The first two lines are identical to FLEX since the first would default to an extension of CMD. The third line would load the binary file 'LOOKUP.BIN' into memoy and, assuming the file contained a transfer address, the program would be executed. A transfer address tells the program loader where to start the program executing after it has been loaded. If you try to load and execute a program in the above manner and no transfer address is present, the message 'NO LINK' will be output to the terminal, where 'link' refers to the transfer address. Some other error messages which can occur are 'WHAT?' if an illegal file specification has been typed as the first part of a command line, and 'NOT THERE' if the file typed does not exist on the disk.

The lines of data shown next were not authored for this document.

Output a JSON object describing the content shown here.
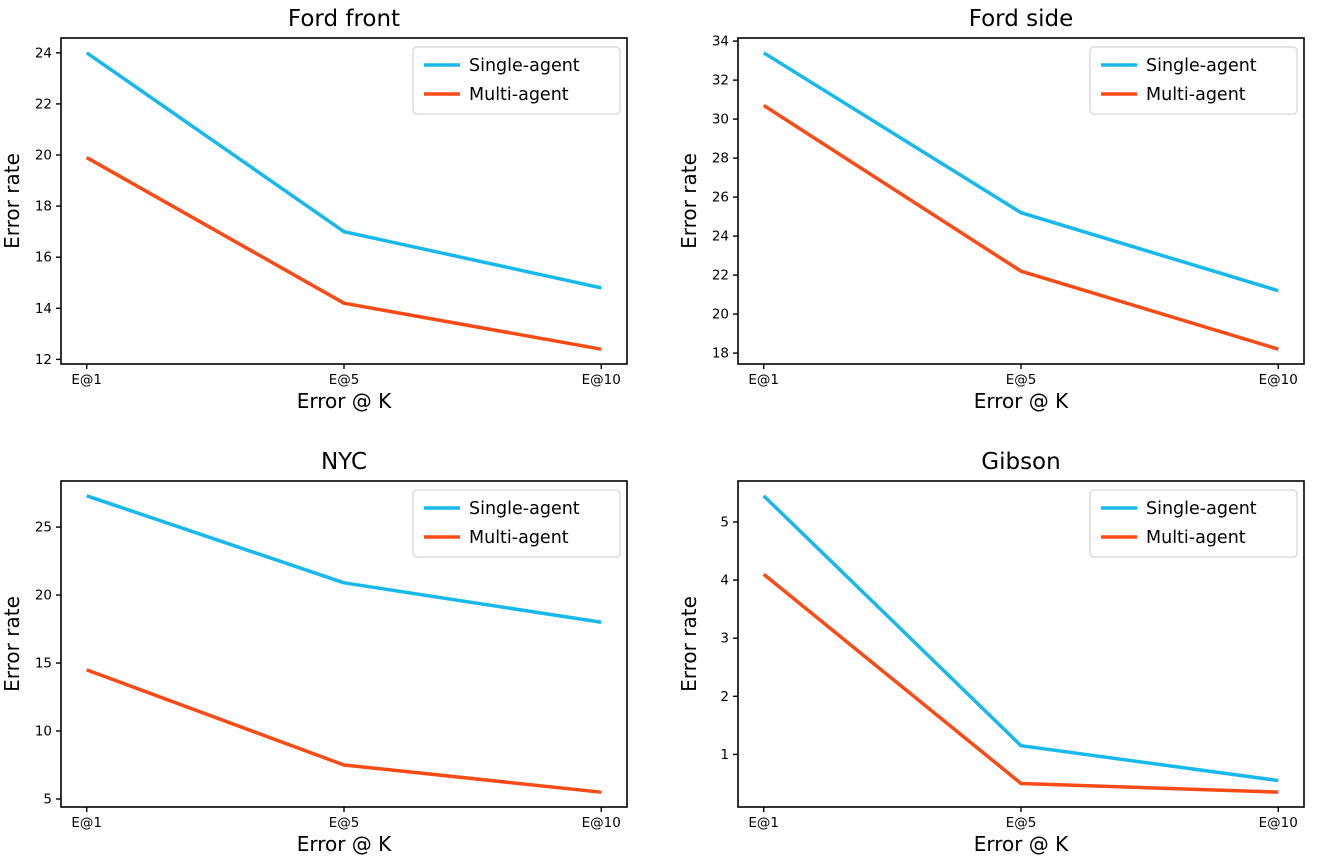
{
  "figure": {
    "background_color": "#ffffff",
    "text_color": "#000000",
    "spine_color": "#000000",
    "legend_border_color": "#d5d5d5",
    "legend_background_color": "#ffffff"
  },
  "chart_data": [
    {
      "type": "line",
      "title": "Ford front",
      "xlabel": "Error @ K",
      "ylabel": "Error rate",
      "categories": [
        "E@1",
        "E@5",
        "E@10"
      ],
      "yticks": [
        12,
        14,
        16,
        18,
        20,
        22,
        24
      ],
      "grid": false,
      "legend_position": "upper right",
      "series": [
        {
          "name": "Single-agent",
          "color": "#17B8EC",
          "values": [
            24.0,
            17.0,
            14.8
          ]
        },
        {
          "name": "Multi-agent",
          "color": "#FA4A15",
          "values": [
            19.9,
            14.2,
            12.4
          ]
        }
      ]
    },
    {
      "type": "line",
      "title": "Ford side",
      "xlabel": "Error @ K",
      "ylabel": "Error rate",
      "categories": [
        "E@1",
        "E@5",
        "E@10"
      ],
      "yticks": [
        18,
        20,
        22,
        24,
        26,
        28,
        30,
        32,
        34
      ],
      "grid": false,
      "legend_position": "upper right",
      "series": [
        {
          "name": "Single-agent",
          "color": "#17B8EC",
          "values": [
            33.4,
            25.2,
            21.2
          ]
        },
        {
          "name": "Multi-agent",
          "color": "#FA4A15",
          "values": [
            30.7,
            22.2,
            18.2
          ]
        }
      ]
    },
    {
      "type": "line",
      "title": "NYC",
      "xlabel": "Error @ K",
      "ylabel": "Error rate",
      "categories": [
        "E@1",
        "E@5",
        "E@10"
      ],
      "yticks": [
        5,
        10,
        15,
        20,
        25
      ],
      "grid": false,
      "legend_position": "upper right",
      "series": [
        {
          "name": "Single-agent",
          "color": "#17B8EC",
          "values": [
            27.3,
            20.9,
            18.0
          ]
        },
        {
          "name": "Multi-agent",
          "color": "#FA4A15",
          "values": [
            14.5,
            7.5,
            5.5
          ]
        }
      ]
    },
    {
      "type": "line",
      "title": "Gibson",
      "xlabel": "Error @ K",
      "ylabel": "Error rate",
      "categories": [
        "E@1",
        "E@5",
        "E@10"
      ],
      "yticks": [
        1,
        2,
        3,
        4,
        5
      ],
      "grid": false,
      "legend_position": "upper right",
      "series": [
        {
          "name": "Single-agent",
          "color": "#17B8EC",
          "values": [
            5.45,
            1.15,
            0.55
          ]
        },
        {
          "name": "Multi-agent",
          "color": "#FA4A15",
          "values": [
            4.1,
            0.5,
            0.35
          ]
        }
      ]
    }
  ]
}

During the typing of a command line, the system simply accepts all characters until a 'RETURN' key is typed. Any time before typing the RETURN key, the user may use one of two special characters to correct any mistyped characters. One of these characters is the 'back space' and allows deletion of the previously typed character. Typing two back spaces will delete the previous two characters. The back space is initially defined to be a 'control H' but may be redefined by the user using the TTYSET utility command. The second special character is the line 'delete' character. Typing this character will effectively delete all of the characters which have been typed on the current line. A new prompt will be output to the terminal, but instead of the usual '+++' prompt, to show the action of the delete character, the prompt will be '???'. Any time the delete character is used, the new prompt will be '???', and signifies that the last line typed did not get entered into the computer. The delete character is initially a 'control X' but may also be redefined using TTYSET.
As mentioned earlier, the first name on a command line is always interpreted as a command. Following the command is an optional list of names and parameters, depending on the particular command being entered. The fields of a command line must be spearated by either a space or a comma. The general format of a command line is:
<command>[,<list of names and parameters>]
A comma is shown, but a space may be used. FLEX also allows several commands to be entered on one command line by use of the 'end of line' character. This character is initially a colon (':'), but may be user defined with the TTYSET utility. By ending a command with the end of line character, it is possible to to follow it immediately with another command. FLEX will execute all commands on the line before returning with the next '+++' prompt. An error in any of the command entries will cause the system to terminate operation of that command line and return with the prompt. Some examples of valid command lines follow:
+++CAT 1:ASN S=1
+++LIST LIBRARY:CAT 1:CAT 0
As many commands may be typed in one command line as desired, but the total number of characters typed must not exceed 128. Any excess characters will be ignored by FLEX.
One last system feature to be described is the idea of 'system' and 'working' drives. As stated earlier, if a file specification does not specifically designate a drive number, it will assume a default value. The default value will either be the current 'system' drive assignment or the current 'working' drive assignment. The system drive is the default for all command names, or in other words, all file names which are typed first on a command line. Any other file name in the command line will default to the working drive. This version of FLEX also supports automatic drive searching. When in the auto search mode if no drive numbers are specified, the operating system will first search drive 0 for the file. If the file is not found, drive 1 will be searched and so on. When the system is first initialized the auto drive searching mode will be selected. At this time, all drive defaults will be to drive 0. It is sometimes convenient to assign drive 1 as the working drive in which case all file references, except commands, will automatically look on drive 1. It is then convenient to have a diskette in drive 0 with all the system utility commands on it (the 'system drive'), and a disk with all the files being worked on in drive 1 (the 'working drive'). If the system drive is 0 and the working drive is 1, and the command line was:
FLEX would go to drive 0 for the command LIST and to drive 1 for the file TEXTFILE. The actual assignment of drives is performed by the ASN utility. See its description for details.